The next afternoon Chip, who had learned that Miss Phinney’s school was to close the day following, set out to call on her in time to arrive at its adjournment.

No hint of her return had reached Miss Phinney, no letters had been exchanged, and not since that tearful separation had they met.

And now as Chip followed the lonely by-road so often traversed by her, what a flood of bitter-sweet memories returned,–each bend, each tree, each rock, and the bridge over the Mizzy held a different recollection. Here at this turn she had first met Ray, after her resolve to leave Greenvale. At the next landmark, a lane crossing the meadows, she had always parted from her teacher, the last time in tears. And how long, long ago it all seemed!
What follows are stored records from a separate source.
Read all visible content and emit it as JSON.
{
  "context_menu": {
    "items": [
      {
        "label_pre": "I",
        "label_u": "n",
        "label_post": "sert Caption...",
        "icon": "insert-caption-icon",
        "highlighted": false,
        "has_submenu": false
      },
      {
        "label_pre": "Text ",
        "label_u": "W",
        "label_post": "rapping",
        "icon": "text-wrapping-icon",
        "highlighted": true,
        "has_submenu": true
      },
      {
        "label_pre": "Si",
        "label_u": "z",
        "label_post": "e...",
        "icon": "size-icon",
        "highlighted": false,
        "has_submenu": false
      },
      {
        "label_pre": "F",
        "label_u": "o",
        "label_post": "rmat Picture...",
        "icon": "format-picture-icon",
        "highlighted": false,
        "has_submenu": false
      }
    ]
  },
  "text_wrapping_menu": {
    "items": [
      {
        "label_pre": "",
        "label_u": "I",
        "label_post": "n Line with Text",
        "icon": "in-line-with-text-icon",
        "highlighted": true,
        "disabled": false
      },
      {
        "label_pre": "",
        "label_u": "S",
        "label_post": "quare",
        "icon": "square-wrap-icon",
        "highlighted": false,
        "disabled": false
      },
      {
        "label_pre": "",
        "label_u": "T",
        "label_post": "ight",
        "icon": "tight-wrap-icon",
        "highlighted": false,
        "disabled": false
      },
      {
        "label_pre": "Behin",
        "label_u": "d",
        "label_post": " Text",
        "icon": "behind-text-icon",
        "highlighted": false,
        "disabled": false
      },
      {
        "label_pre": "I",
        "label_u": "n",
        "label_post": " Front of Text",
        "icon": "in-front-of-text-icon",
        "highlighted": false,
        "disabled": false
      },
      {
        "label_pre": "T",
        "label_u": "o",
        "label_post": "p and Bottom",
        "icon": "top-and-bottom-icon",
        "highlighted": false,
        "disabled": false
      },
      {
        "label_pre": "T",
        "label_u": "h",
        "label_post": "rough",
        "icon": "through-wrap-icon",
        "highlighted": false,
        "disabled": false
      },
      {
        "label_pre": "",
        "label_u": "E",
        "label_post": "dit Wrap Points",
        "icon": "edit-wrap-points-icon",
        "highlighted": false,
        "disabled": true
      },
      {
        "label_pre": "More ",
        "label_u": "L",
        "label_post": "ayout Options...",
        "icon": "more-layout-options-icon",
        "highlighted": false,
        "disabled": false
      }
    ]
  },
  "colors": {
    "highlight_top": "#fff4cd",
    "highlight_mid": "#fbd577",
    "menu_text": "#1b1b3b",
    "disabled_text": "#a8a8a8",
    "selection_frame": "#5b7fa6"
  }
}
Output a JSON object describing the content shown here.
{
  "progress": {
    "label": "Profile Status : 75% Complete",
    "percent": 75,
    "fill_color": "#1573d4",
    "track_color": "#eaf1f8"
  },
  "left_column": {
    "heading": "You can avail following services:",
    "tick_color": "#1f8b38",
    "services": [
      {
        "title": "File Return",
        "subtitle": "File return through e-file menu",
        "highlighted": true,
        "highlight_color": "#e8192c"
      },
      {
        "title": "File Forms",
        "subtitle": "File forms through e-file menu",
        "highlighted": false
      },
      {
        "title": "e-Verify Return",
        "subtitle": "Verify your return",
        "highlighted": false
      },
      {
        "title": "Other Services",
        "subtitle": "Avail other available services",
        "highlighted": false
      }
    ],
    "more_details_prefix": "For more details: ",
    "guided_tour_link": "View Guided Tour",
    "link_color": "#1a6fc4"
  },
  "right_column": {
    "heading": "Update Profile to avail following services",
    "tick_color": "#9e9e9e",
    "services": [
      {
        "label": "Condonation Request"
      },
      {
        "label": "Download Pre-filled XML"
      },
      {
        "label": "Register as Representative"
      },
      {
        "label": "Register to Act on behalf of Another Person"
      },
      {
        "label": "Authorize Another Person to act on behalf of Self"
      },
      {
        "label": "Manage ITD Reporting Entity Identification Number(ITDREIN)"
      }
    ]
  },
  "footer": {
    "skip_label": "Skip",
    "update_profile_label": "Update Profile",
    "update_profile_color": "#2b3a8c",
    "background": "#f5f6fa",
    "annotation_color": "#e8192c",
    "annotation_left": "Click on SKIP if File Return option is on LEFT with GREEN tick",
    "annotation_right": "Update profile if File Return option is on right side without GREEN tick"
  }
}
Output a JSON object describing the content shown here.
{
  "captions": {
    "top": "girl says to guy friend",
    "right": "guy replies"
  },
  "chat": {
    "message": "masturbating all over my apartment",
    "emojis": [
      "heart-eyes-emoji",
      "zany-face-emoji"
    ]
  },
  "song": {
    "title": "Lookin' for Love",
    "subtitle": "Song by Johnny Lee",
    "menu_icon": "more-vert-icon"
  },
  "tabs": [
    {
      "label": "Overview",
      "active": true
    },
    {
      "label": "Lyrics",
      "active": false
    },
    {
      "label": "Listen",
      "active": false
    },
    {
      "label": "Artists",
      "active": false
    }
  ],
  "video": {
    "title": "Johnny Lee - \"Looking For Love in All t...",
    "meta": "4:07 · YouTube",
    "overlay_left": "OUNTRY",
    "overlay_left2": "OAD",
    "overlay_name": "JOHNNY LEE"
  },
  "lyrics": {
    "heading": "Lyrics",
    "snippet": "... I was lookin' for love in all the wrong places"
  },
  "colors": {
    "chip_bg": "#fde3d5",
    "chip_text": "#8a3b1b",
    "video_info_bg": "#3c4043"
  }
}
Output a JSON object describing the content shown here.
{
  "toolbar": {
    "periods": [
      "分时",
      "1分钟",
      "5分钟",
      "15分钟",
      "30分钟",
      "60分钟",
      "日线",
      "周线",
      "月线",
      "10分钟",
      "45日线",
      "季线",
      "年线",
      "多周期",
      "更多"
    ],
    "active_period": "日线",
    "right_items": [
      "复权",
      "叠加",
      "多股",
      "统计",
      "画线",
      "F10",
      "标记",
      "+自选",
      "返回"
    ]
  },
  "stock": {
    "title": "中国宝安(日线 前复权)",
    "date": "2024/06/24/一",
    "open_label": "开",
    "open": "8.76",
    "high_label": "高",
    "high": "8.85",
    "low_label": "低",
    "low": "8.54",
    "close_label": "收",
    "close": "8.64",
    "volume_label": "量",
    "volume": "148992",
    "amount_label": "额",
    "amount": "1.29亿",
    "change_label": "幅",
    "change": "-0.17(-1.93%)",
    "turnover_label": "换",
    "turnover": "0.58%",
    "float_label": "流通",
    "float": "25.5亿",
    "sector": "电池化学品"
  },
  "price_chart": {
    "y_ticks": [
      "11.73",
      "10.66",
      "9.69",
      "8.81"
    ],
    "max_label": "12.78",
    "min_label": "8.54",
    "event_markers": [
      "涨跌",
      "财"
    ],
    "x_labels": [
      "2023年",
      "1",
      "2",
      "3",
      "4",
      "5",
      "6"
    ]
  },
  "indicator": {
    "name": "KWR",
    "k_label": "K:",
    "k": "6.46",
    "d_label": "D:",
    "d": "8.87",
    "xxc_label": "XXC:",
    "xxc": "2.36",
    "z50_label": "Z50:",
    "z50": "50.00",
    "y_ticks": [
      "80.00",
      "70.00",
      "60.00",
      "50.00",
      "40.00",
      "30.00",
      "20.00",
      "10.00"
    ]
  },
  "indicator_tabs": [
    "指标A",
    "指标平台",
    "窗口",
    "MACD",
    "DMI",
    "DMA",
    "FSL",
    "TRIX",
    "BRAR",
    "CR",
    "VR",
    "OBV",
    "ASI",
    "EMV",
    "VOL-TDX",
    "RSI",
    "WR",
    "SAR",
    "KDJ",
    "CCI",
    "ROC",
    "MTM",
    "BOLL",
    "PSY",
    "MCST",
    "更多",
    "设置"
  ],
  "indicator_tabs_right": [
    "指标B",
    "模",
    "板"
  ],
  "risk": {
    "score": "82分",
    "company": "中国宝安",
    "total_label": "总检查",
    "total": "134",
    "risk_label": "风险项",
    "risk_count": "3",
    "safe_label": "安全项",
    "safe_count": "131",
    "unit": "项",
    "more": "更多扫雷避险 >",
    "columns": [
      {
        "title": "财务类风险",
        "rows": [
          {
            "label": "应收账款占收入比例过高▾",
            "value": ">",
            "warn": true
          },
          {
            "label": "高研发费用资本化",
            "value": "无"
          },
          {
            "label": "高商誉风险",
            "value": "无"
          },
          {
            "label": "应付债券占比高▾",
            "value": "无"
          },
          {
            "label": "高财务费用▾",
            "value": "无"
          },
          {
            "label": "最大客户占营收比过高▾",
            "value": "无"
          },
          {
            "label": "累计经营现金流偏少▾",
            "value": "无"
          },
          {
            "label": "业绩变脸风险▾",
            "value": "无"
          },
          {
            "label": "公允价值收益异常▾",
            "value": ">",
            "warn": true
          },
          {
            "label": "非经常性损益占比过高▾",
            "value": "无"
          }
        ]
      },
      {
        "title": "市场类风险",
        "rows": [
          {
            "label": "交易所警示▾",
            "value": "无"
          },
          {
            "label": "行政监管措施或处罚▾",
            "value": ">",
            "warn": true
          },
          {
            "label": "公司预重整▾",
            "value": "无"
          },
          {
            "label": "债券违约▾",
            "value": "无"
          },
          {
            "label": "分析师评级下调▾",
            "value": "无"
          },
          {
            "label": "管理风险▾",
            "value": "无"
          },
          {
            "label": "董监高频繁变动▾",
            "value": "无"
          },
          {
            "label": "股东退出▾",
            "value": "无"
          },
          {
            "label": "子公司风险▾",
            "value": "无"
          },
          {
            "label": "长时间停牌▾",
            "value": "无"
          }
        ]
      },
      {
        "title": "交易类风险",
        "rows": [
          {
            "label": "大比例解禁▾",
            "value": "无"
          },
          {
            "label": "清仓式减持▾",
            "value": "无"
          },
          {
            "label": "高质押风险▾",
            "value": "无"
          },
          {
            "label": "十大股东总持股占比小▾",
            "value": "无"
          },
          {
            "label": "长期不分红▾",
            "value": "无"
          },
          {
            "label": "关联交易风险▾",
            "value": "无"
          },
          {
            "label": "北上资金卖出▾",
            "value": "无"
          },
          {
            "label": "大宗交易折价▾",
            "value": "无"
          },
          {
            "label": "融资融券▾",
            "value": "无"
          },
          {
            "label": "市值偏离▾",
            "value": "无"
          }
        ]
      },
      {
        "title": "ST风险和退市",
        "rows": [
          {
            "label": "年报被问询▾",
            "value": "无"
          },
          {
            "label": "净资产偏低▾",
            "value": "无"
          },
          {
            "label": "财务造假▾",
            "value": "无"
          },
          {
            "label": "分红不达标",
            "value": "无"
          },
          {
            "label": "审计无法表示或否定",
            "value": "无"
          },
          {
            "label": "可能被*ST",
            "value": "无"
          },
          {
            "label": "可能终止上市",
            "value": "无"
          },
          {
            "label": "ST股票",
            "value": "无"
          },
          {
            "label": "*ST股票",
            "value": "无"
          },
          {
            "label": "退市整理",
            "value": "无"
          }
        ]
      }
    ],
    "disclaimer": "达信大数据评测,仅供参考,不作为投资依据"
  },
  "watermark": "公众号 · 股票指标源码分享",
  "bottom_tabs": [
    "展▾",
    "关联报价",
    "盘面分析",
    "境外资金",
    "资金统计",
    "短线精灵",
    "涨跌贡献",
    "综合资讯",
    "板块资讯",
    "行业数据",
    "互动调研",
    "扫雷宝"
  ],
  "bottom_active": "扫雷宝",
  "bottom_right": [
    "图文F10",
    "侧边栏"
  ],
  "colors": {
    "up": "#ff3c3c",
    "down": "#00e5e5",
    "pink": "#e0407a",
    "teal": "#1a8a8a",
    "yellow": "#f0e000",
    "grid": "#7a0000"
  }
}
Then beyond, and barely visible, was the dear old schoolhouse. She could see it now, half hid in the bushes, a lone and lowly little brown building outlined on the winter landscape and apparently dwarfed in size. Once it had awed her; now it seemed pathetic.

The last of its pupils were vanishing as Chip drew near, and inside, and as lonely as that lone temple, Miss Phinney still lingered.

That day had not gone well with her. A note of complaint had come from one parent that morning, and news that a dearly loved scholar was ill as well, and Miss Phinney’s own life seemed like the fields just now–cold, desolate, and snow-covered.

And then while she, thus lone and lonesome, was putting away books, slates, ink-bottles, and all the badges of her servitude, Chip, without knocking, walked in.

How they first exclaimed, then embraced, then kissed, and then repeated it while each tried to wink the tears away, and failed; how they sat hand in hand in that dingy, smoke-browned room with its knife-hacked benches, unconscious of the chill, while Chip told her story; and how, just as the last rays of the setting sun flashed from the icicles along its eaves, they left it, still hand in hand, was but an episode such as many a schoolgirl can recall.